Hydromechanical Model of Geological Carbon Sequestration in Saline Aquifers

J. Torres[1], I. Bogdanov[1], M. Boisson[2]
[1]UPPA/CHLOE, France
[2]Total SA, France
Published in 2019

Geological Carbon Storage (GCS) is viewed as a viable option to reduce Carbon Dioxide (CO2) emissions. In particular, CO2 injection into deep saline formations (DSF) has been the subject of numerous investigations during the last decade, including pilot and demonstration projects [Reiner 2016; Ringrose et al., 2017]. DSF are attractive because of their vast storage capacity [IPCC 2005], besides storage has been demonstrated in a few sites operating at rates over one megaton per year. However, scaling up at larger scales still requires resolving some technical gaps, particularly in the simulation arena.

The ability to perform reliable simulations is paramount for the success of GCS projects. Modeling and simulation exercises are required along the whole GCS project lifecycle. For instance, simulation results can help to inform or guide site screening assessments, feasibility studies, design of monitoring techniques, support of operations and post-closure stages. However, the occurrence of wide geological variability and multiple temporal scales (typically encountered in GCS projects) requires coupled Multiphysics models.

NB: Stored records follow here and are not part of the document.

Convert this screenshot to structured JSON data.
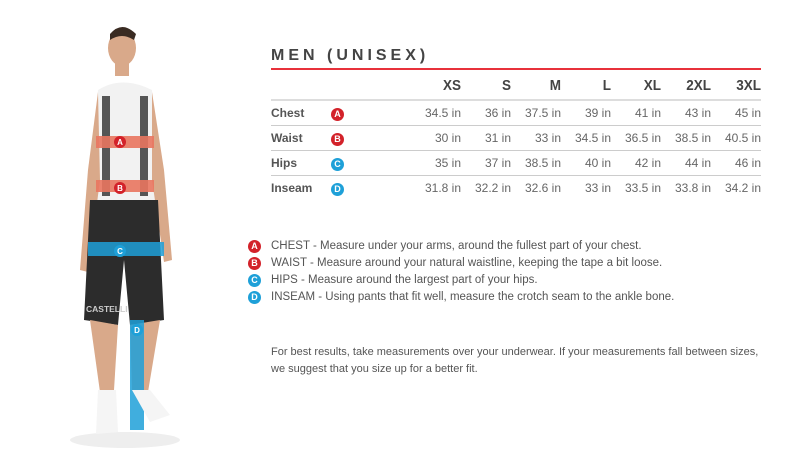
{
  "title": "MEN (UNISEX)",
  "colors": {
    "accent_red": "#d3222a",
    "accent_blue": "#1ea0d8",
    "title_rule": "#e8313b"
  },
  "sizes": [
    "XS",
    "S",
    "M",
    "L",
    "XL",
    "2XL",
    "3XL"
  ],
  "rows": [
    {
      "label": "Chest",
      "badge": "A",
      "values": [
        "34.5 in",
        "36 in",
        "37.5 in",
        "39 in",
        "41 in",
        "43 in",
        "45 in"
      ]
    },
    {
      "label": "Waist",
      "badge": "B",
      "values": [
        "30 in",
        "31 in",
        "33 in",
        "34.5 in",
        "36.5 in",
        "38.5 in",
        "40.5 in"
      ]
    },
    {
      "label": "Hips",
      "badge": "C",
      "values": [
        "35 in",
        "37 in",
        "38.5 in",
        "40 in",
        "42 in",
        "44 in",
        "46 in"
      ]
    },
    {
      "label": "Inseam",
      "badge": "D",
      "values": [
        "31.8 in",
        "32.2 in",
        "32.6 in",
        "33 in",
        "33.5 in",
        "33.8 in",
        "34.2 in"
      ]
    }
  ],
  "legend": [
    {
      "badge": "A",
      "text": "CHEST - Measure under your arms, around the fullest part of your chest."
    },
    {
      "badge": "B",
      "text": "WAIST - Measure around your natural waistline, keeping the tape a bit loose."
    },
    {
      "badge": "C",
      "text": "HIPS - Measure around the largest part of your hips."
    },
    {
      "badge": "D",
      "text": "INSEAM - Using pants that fit well, measure the crotch seam to the ankle bone."
    }
  ],
  "note": "For best results, take measurements over your underwear. If your measurements fall between sizes, we suggest that you size up for a better fit.",
  "figure": {
    "brand_text": "CASTELLI"
  }
}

An important component of GCS projects is risk evaluation, particularly concerning the potential risks which may take place during the injection phase. For example, induced seismicity, fault (re-) activation or CO2 leakage toward upper layers have been identified as important risks for GCS operations. Recent experience demonstrates that some of these risks may directly be related (and managed) by means of the pressure diffusion from the injection wells [Gonzalez-Nicolas, 2019]. As the CO2 injection, most probably in liquid or supercritical state, will disturb the initial reservoir equilibrium states (which in general concerns chemical, thermal, hydro-mechanical and other conditions), the dynamic coupling between different phenomena (for instance, multiphase flow, pressure and temperature evolution, reactive component concentration fields and impact of geochemical and thermodynamic equilibrium variations in DSF) should be envisaged and realized for having a reliable numerical analysis [Newell and Ilgen 2019].

This work presents a conceptual model coupling mechanical and hydrodynamic processes that can be encountered under certain situations. Potential routes for CO2 leakage across an aquifer to adjacent shallow rock layers and the evolution of the spatial distribution of the CO2 plume are investigated. This conceptual model helps understanding the complex interplay of critical factors affecting the fate of CO2 injected in DSF.

A 3D fully-coupled model was employed to investigate the dynamics of CO2 injection, including fault slippage and fluid leakage from the reservoir toward upper formation units. Coupling between multiphase fluid flow and geomechanical deformation was achieved using the Poroelasticity physics. Physical processes occurring in CO2 sequestration were incorporated into the Subsurface Flow module. Contact modeling features within the Solid Mechanics interface were used for representing the fault behavior. Permeability uncertainty was studied using parametric sweeps. Results indicate that the fault may slip if the fluid pressure injection rises above a critical threshold. The shape of the CO2 plume can be significantly disturbed by the presence of the fault. This work showcases how Multiphysics simulations could help to gain insights on critical challenges faced by geological carbon storage projects.